5/18/11

Basis for Rating Credit Scores

Credit scores are numbers used by various businesses to determine the creditworthiness of a person, and how much of a risk that person is in paying back a loan or credit. There are three major credit bureaus -- Experian, Equifax and TransUnion -- that collect financial information on individuals and then analyze, calculate and provide credit score numbers.
  • Importance of a Good Credit Score

    • Having a high credit score is vital. When applying for credit such as a mortgage, home equity loan or auto loan, your credit score can determine whether or not you are approved. If you are approved, your credit score can also affect the interest rate you are charged. A high credit score often results in getting a low interest rate, as you are considered a low risk regarding repayment of the loan. Even if you are not seeking a loan, credit scores can come into play when you apply for car insurance. A high number may get you a lower rate.

    Credit Score Computation Factors

    • There are a variety of factors used in analyzing and calculating a person's credit score. A major part of the formula is based on your history of paying bills on time. Late payments are a negative factor and will lower a credit score. Outstanding debts impact a credit score, as does a bankruptcy. Other information used in the analysis includes the number of credit cards you hold and the amount of available credit on them, the length of your credit history used in the report, the amount of debt you owe and the types of credit you use. Having low debt and significant available credit on your credit cards are positive points in determining your credit score.

    Credit Score Models

    • There are different algorithms used to compute credit scores, but the most widely used is the FICO score, from the Fair Isaac Corporation, which, in 1958, originated the first system to create a credit score, and in 1978 was the first company to create a credit card score formula. However, even this formula exists in various forms. Equifax's version is called the BEACON score; Experian's is the Experian/FICO Risk Model; and TransUnion uses the EMPIRICA score. Each version will arrive at a slightly different score value, due to the different formulas and also because the same data may not be included in each company's statistical analysis.

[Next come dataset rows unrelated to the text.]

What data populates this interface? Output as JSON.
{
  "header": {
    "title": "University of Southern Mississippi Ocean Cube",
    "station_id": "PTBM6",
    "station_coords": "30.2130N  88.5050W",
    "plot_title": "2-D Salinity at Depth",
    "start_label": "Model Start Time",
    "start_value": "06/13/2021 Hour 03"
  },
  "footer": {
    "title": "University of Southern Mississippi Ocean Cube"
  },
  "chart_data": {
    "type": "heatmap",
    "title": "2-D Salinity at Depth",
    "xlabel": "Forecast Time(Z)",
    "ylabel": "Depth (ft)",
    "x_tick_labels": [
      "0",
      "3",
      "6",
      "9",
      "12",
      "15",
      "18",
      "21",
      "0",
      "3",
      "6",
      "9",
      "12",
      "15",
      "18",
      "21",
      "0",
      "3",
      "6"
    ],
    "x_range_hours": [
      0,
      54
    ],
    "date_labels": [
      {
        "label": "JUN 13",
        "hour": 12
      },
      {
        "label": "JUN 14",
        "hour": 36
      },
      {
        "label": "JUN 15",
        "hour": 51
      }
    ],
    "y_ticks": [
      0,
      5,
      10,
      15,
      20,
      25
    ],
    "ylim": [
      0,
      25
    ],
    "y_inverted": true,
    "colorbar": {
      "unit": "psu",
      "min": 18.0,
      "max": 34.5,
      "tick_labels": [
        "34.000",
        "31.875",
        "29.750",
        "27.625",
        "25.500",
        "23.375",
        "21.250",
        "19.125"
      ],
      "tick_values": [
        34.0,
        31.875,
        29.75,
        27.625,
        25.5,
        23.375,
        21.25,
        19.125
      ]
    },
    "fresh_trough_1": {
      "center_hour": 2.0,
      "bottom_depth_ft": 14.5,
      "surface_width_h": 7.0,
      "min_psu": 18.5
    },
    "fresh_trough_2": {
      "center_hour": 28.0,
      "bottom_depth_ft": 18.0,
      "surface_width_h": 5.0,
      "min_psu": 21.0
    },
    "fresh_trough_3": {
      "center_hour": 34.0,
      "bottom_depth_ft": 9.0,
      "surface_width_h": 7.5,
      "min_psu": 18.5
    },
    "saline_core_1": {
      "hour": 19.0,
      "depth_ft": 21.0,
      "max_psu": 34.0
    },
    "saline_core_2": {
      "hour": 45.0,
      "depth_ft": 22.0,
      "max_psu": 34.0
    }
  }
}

Generally, the credit score numbering system is a scale from 300 to 850, with most people having a score between 600 and 800. Scores of 720 and up are considered favorable.

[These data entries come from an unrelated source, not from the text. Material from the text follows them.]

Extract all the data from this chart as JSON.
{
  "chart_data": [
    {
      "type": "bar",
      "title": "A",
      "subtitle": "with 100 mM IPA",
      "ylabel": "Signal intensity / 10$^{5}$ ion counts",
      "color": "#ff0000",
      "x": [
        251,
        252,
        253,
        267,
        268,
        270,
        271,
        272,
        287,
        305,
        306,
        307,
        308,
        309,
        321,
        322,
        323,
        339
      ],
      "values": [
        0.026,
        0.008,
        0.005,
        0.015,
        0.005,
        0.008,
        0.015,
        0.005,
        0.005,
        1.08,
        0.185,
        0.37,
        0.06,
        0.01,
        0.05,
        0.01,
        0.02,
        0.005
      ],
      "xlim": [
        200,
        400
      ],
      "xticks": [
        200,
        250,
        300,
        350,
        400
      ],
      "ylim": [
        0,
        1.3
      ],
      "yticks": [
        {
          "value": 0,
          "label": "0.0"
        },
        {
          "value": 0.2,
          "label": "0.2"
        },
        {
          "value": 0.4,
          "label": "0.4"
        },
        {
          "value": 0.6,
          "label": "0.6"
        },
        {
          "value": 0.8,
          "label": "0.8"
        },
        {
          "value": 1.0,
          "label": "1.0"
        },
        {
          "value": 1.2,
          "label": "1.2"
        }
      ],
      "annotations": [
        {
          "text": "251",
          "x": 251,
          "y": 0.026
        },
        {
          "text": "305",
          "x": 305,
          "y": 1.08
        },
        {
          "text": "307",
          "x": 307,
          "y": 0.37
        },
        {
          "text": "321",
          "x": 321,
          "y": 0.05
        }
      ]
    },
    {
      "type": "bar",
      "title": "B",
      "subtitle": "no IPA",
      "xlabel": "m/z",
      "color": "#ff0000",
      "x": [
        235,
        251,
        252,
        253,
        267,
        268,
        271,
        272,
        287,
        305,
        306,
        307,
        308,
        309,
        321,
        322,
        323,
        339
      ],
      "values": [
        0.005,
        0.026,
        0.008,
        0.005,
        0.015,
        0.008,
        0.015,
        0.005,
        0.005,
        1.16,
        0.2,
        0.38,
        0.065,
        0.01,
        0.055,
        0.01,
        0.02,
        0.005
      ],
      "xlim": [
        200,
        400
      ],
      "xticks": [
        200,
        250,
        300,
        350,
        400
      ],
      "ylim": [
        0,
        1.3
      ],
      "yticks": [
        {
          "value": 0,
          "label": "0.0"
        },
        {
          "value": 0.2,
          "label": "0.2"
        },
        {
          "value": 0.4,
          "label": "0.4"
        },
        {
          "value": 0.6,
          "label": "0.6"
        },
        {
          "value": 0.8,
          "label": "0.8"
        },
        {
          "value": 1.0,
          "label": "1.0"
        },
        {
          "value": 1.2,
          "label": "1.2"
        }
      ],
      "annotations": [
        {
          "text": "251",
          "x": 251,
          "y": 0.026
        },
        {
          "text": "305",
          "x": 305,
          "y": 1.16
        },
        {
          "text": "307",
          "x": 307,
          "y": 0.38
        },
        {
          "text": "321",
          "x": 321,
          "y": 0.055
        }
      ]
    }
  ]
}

    How to Improve Your Score

    • It takes time to raise your credit score, but begin by creating a history of paying all bills on time, including utility bills, monthly credit cards, mortgage and other loan payments. Obtain a credit report from each of the three major credit bureaus and check for accuracy. Clear up any discrepancies. Keep credit card balances low, and work toward paying down all debt.

    Read the Fine Print

    • The number of credit cards you have, the amount of available credit on them and your history of making on-time credit card payments are important factors in computing your credit score. You must properly manage your credit card accounts. Read the fine print before you apply for special offers from credit card companies when you get them in the mail. Some offer low-rate promotions, but after a short period of time, the rate may increase significantly. Compare rates and all the details of any credit card offer before accepting.